# check out this sick video



## cassiusclay (Feb 19, 2007)

this may very well be the worst fish tank of all time




so....who wants to help me find this guy?


----------



## mikenas102 (Feb 8, 2006)

That's not even relaxing to look at. Besides the fact the fish will be dead shortly, the tank is to stressful to look at.


----------



## Shurik (Mar 22, 2008)

Oh GOD!..... Well, this is really BAD. 
The video is 2 years old though. 

His last login was 6 days ago, so he is still around. Age 27, country Hong Kong. A lot of comments to that video is out there. And I can't see him responding to any of it.


----------



## cassiusclay (Feb 19, 2007)

the worst of it all is that most of those fishes dont do well in 200+ gallon systems those angels have a massive home range in the wild so do those poor tangs i really hate this guy i dont even know him


----------



## It's Me (Jan 14, 2008)

It makes me sick to watch it. He has another video not as bad but bad none the less in the side bar of an overstocked freshwater tank.

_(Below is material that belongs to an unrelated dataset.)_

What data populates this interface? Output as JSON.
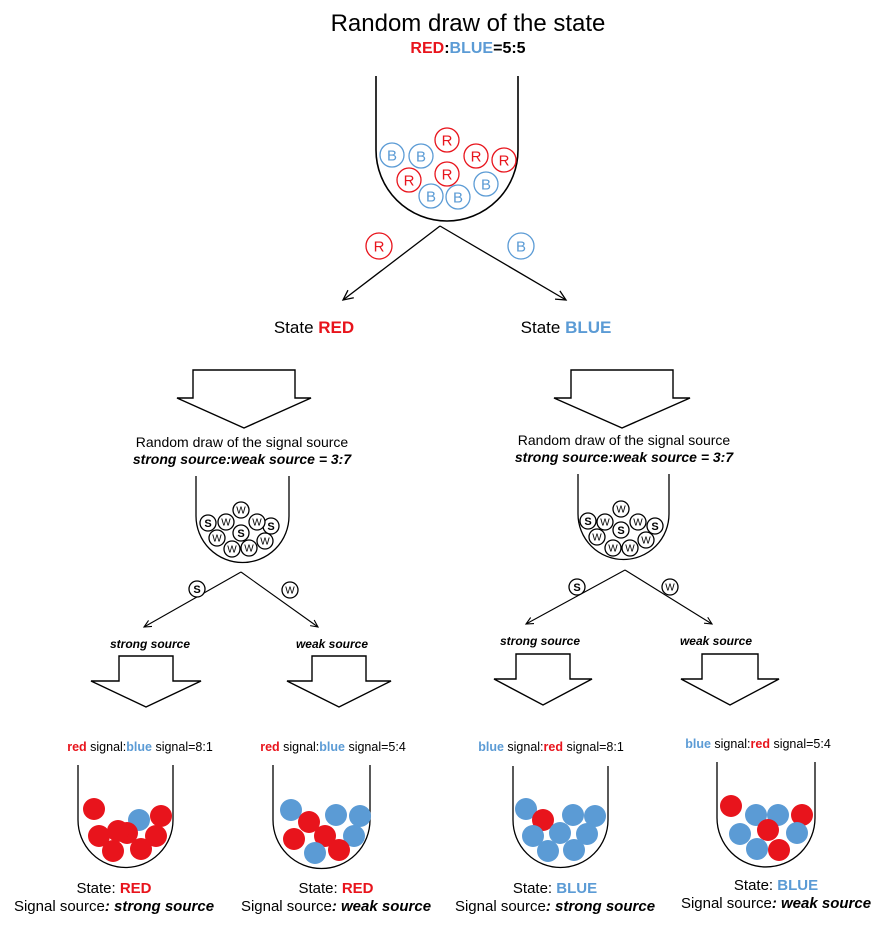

I wonder if any of those fish still live today?


----------



## gibmaker (Jan 3, 2007)

Someone should slap him in the face and take his tanks.


----------



## NAL (Feb 27, 2007)

eeeeeeeeeeeeeeek











That is my tank, is that overstocked?


----------



## Gilraen Took (Apr 19, 2007)

Please tell me you're joking 0_0


----------



## junior10476 (Feb 7, 2008)

doesn't look good at all


----------